At the Waterfront Theatre until September 2, 2017
Tickets from $35 at fightingchanceproductions.ca
Posted August 27, 2017
Auditions: how do performers find the strength and resilience to put themselves through it again and again? Too tall, too short, too much attitude, not enough pizazz – the reasons for being rejected are endless. Michael Bennett, who conceived and originally directed and choreographed A Chorus Line, explores the process in this multi-award-winning musical. With music by Marvin Hamlisch and lyrics by Edward Kleban, the show won nine Tony Awards plus the Pulitzer Prize for Drama in 1976.
Everyone who auditioned for this Fighting Chance Productions (FCP) show went through the same hell as the twenty-three hopefuls whose stories are told in A Chorus Line. When the ensemble sings “I Hope I Get It”, it’s personal. “Oh god, I need this job” really resonates with everyone on that Waterfront stage. They are the lucky ones.
Fighting Chance Productions, under the artistic direction of Ryan Mooney, has been asking audiences to take a chance on the company since 2007. Ten years and about four dozen productions later, it’s paying off for audiences and performers. The shows are getting better and better.
Directed and choreographed by Rachael Carlson, almost two dozen young performers sing and dance their hearts out. Each sculpts a unique persona and remains committed right down to the final curtain: for example, Bebe (Haley Allen) thinks she’s unattractive except when she’s dancing; Connie (Jolene Bernardino) gets passed over because she’s barely five feet tall; Bobby (Eric Vincent), breaks free from his conservative upbringing by dancing; Paul (Jess Alvarez) talks about coming out to his parents. One by one they reveal themselves.
The storyline is formulaic: Zach (Chris King), the chorus line casting director for an upcoming musical on Broadway, questions each hopeful about how they began dancing, what dancing means to them, etcetera. Once the pattern is set, we know he will, at random, ask each one the questions that grow increasingly personal, even invasive.

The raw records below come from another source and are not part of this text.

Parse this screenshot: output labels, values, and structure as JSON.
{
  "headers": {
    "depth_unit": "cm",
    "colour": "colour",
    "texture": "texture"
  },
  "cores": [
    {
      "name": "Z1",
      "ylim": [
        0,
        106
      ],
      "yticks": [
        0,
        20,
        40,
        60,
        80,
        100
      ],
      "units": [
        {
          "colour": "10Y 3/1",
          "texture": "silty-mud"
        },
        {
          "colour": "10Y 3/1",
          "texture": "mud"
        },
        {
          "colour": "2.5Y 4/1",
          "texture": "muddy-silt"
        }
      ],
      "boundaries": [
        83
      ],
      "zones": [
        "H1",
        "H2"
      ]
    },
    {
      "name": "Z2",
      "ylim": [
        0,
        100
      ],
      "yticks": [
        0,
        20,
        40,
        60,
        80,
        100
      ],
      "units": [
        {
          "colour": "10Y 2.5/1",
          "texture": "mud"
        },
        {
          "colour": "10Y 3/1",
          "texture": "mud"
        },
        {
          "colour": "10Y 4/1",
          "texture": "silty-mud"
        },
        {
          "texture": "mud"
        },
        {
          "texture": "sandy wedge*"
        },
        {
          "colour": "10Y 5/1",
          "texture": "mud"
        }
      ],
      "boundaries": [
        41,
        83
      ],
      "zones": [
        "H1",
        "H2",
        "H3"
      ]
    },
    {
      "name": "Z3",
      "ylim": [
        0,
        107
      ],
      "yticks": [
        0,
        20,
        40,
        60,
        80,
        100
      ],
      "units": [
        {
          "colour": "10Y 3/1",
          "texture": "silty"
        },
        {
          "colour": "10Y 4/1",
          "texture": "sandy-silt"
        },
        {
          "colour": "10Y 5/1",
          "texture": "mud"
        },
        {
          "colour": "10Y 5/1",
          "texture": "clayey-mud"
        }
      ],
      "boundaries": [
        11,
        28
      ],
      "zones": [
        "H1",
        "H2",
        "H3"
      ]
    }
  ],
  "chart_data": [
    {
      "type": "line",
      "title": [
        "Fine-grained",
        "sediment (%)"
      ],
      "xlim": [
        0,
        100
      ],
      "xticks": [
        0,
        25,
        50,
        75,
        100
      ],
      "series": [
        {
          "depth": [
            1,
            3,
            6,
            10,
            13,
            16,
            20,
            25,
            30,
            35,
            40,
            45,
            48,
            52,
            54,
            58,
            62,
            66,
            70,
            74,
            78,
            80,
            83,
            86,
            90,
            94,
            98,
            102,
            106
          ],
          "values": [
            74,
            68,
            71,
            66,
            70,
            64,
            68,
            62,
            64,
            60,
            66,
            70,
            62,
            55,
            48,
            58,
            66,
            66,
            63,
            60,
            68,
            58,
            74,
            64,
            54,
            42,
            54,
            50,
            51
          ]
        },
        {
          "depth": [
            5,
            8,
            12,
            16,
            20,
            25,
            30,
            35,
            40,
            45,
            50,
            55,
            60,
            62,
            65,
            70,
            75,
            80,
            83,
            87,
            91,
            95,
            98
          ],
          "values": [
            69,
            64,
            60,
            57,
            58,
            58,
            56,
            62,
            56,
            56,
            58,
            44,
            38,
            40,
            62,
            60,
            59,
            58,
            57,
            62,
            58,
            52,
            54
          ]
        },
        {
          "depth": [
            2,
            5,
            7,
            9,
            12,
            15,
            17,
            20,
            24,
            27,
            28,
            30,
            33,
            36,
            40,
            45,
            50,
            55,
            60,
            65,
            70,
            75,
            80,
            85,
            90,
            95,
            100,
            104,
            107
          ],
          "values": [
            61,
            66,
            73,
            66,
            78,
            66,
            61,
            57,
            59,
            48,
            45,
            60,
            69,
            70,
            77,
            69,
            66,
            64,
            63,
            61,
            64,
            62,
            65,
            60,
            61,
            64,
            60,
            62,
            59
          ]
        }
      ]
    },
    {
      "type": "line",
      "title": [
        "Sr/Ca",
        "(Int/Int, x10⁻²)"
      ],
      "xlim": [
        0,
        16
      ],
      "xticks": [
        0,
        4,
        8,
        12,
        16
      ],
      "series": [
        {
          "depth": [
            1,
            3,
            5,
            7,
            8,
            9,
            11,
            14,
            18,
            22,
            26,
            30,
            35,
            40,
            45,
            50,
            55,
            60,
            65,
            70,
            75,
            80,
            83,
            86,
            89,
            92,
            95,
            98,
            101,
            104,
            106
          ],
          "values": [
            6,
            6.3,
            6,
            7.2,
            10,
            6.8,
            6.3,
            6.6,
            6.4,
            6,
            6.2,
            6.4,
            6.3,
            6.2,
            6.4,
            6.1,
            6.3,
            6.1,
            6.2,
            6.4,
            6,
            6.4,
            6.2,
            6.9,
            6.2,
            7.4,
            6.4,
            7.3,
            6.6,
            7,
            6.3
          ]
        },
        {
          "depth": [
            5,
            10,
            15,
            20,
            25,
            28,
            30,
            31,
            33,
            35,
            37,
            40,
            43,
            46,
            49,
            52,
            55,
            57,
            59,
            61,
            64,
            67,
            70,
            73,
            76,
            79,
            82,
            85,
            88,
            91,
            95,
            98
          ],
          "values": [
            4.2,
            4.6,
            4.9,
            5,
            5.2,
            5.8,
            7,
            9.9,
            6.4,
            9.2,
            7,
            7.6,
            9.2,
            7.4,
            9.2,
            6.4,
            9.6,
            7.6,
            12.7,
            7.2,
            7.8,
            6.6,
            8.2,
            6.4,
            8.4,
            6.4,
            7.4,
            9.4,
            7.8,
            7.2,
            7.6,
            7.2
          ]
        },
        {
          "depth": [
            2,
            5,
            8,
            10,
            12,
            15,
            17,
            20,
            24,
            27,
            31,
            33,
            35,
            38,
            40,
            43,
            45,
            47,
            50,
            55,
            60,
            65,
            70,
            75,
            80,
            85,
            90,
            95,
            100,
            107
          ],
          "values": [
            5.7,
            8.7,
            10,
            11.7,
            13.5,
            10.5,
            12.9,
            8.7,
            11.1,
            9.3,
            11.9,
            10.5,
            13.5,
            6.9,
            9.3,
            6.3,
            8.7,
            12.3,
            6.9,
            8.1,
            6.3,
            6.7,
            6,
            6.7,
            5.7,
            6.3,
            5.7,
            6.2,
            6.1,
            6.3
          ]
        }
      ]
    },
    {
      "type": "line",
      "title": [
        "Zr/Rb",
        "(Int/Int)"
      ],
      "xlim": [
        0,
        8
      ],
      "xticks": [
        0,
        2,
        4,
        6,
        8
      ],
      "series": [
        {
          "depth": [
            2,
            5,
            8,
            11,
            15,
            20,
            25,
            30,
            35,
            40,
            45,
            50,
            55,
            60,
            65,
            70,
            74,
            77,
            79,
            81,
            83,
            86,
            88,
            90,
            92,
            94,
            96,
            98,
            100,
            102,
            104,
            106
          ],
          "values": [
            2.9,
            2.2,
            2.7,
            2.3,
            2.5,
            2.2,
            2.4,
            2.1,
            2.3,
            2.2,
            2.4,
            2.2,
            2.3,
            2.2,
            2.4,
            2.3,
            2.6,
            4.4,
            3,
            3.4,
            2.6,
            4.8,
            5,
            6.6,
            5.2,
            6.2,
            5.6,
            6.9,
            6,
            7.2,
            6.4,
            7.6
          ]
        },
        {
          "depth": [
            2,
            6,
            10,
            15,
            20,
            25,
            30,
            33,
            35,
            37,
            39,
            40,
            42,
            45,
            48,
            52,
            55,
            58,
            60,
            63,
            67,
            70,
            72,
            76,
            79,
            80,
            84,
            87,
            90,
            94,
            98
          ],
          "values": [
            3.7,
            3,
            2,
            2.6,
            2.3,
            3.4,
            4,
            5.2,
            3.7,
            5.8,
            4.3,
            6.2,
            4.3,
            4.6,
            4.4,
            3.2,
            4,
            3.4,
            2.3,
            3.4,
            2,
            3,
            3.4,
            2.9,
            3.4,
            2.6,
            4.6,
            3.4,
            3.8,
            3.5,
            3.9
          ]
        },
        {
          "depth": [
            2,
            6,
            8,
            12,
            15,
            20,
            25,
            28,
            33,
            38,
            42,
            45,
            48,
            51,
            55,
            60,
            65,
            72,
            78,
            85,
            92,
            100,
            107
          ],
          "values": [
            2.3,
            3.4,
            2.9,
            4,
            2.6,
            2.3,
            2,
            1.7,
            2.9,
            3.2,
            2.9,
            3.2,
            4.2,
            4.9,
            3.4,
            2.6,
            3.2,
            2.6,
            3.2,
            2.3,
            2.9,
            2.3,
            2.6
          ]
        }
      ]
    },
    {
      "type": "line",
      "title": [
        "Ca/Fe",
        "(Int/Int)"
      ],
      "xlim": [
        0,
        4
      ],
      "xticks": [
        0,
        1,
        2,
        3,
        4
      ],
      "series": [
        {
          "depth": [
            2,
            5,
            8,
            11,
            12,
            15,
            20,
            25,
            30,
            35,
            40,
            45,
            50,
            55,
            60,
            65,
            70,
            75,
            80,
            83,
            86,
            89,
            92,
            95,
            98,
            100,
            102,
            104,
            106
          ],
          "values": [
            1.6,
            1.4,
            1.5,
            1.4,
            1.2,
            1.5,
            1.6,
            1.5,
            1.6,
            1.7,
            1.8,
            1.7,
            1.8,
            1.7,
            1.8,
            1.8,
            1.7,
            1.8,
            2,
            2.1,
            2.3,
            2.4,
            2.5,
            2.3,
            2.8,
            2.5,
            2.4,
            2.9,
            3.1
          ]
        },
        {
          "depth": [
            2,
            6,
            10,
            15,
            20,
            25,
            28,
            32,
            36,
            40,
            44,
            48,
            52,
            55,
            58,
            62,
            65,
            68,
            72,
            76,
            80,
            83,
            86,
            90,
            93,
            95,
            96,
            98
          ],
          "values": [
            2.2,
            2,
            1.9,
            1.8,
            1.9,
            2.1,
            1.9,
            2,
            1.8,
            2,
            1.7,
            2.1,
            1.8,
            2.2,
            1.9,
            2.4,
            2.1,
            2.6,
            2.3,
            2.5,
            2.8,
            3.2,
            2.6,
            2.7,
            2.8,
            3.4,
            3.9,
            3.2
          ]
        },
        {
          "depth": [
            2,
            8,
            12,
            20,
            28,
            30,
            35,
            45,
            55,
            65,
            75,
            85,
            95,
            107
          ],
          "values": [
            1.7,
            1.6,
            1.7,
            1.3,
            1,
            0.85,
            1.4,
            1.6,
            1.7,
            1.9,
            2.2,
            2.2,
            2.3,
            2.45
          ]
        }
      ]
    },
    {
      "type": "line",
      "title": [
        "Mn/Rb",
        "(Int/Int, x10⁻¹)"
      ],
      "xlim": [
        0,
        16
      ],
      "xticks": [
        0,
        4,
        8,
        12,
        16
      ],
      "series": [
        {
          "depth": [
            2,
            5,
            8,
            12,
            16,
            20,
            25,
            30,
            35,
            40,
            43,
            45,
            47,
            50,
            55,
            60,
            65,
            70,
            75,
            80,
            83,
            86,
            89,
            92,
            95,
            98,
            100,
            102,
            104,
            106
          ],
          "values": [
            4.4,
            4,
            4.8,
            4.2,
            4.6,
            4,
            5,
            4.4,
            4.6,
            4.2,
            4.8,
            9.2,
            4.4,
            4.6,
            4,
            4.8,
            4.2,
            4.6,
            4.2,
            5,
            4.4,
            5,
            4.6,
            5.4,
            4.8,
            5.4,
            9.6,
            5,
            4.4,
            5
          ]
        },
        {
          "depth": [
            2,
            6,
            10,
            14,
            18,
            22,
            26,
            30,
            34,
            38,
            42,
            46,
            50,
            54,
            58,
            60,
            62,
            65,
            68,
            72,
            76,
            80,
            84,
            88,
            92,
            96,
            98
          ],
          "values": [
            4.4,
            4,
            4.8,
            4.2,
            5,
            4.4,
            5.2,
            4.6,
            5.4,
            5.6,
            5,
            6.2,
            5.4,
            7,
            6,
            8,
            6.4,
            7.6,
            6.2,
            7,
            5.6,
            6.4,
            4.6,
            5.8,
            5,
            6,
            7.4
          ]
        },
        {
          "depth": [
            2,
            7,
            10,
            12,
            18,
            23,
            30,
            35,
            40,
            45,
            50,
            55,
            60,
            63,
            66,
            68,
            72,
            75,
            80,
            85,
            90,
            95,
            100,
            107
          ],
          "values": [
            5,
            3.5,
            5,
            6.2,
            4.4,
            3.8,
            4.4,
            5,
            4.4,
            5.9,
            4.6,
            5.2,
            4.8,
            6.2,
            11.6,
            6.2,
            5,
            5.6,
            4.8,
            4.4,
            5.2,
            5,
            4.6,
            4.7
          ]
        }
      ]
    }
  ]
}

Breaking up this formula is Larry (Marcel Tremel), Zach’s assistant, who puts the performers through the various choreographed numbers, watching carefully to see who performs well. Five are soon cut. Of the remaining sixteen dancers, four men and four “girls” will be cast. The pressure is on.
More interesting than some of the individual stories is a narrative thread running through A Chorus Line: Cassie (Lucia Forward) has had a relationship with Zach and, although she has danced various leads over the years, she’s getting older and now desperately looking for work in the chorus line. Zach says she’s too good for the chorus line; Cassie just wants to dance. Forward, in a flowing, body-revealing scarlet dress, is breathtaking in an extended solo performance.
The only serious tension – that comes and goes throughout A Chorus Line – is whether Zach will cast her or not.
Outstanding are Alishia Suitor as full-of-attitude Sheila; Gregory Liow in the role of exuberant Mike; and Lindsay Marshall as Val who despaired of ever growing “tits”. Now she has ‘em, thanks to plastic surgery
Without a big costume budget, it’s difficult to pull off the really big number that everyone expects to bring down A Chorus Line curtain. Perhaps it’s better to put everyone in black leotards, white bowties and top hats – and leave it at that.
With a mandate to provide opportunities for young theatre artists to present their skills on a stage where their age or experience do not limit them but help them gain on-the-job experience, FCP has been dipping into the goldmine that is the Capilano University’s Musical Theatre Program. Of the twenty-three performers in this show, eight are currently enrolled in or are graduates of that program. Also in the mandate is the commitment to cast at least half of the show with new-to-the-company performers. The exposure FCP gives these young theatre artists is unbeatable. They are all fresh, young, bright-eyed and full of enthusiasm.
A five-piece band under the direction of Arielle Balance provides live, off-stage music.
While this FCP production may not be Broadway-ready, it’s ambitious, energetic and highly entertaining. Next up for the company is Posh (a non-musical) at the PAL Studio Theatre, September 15-29.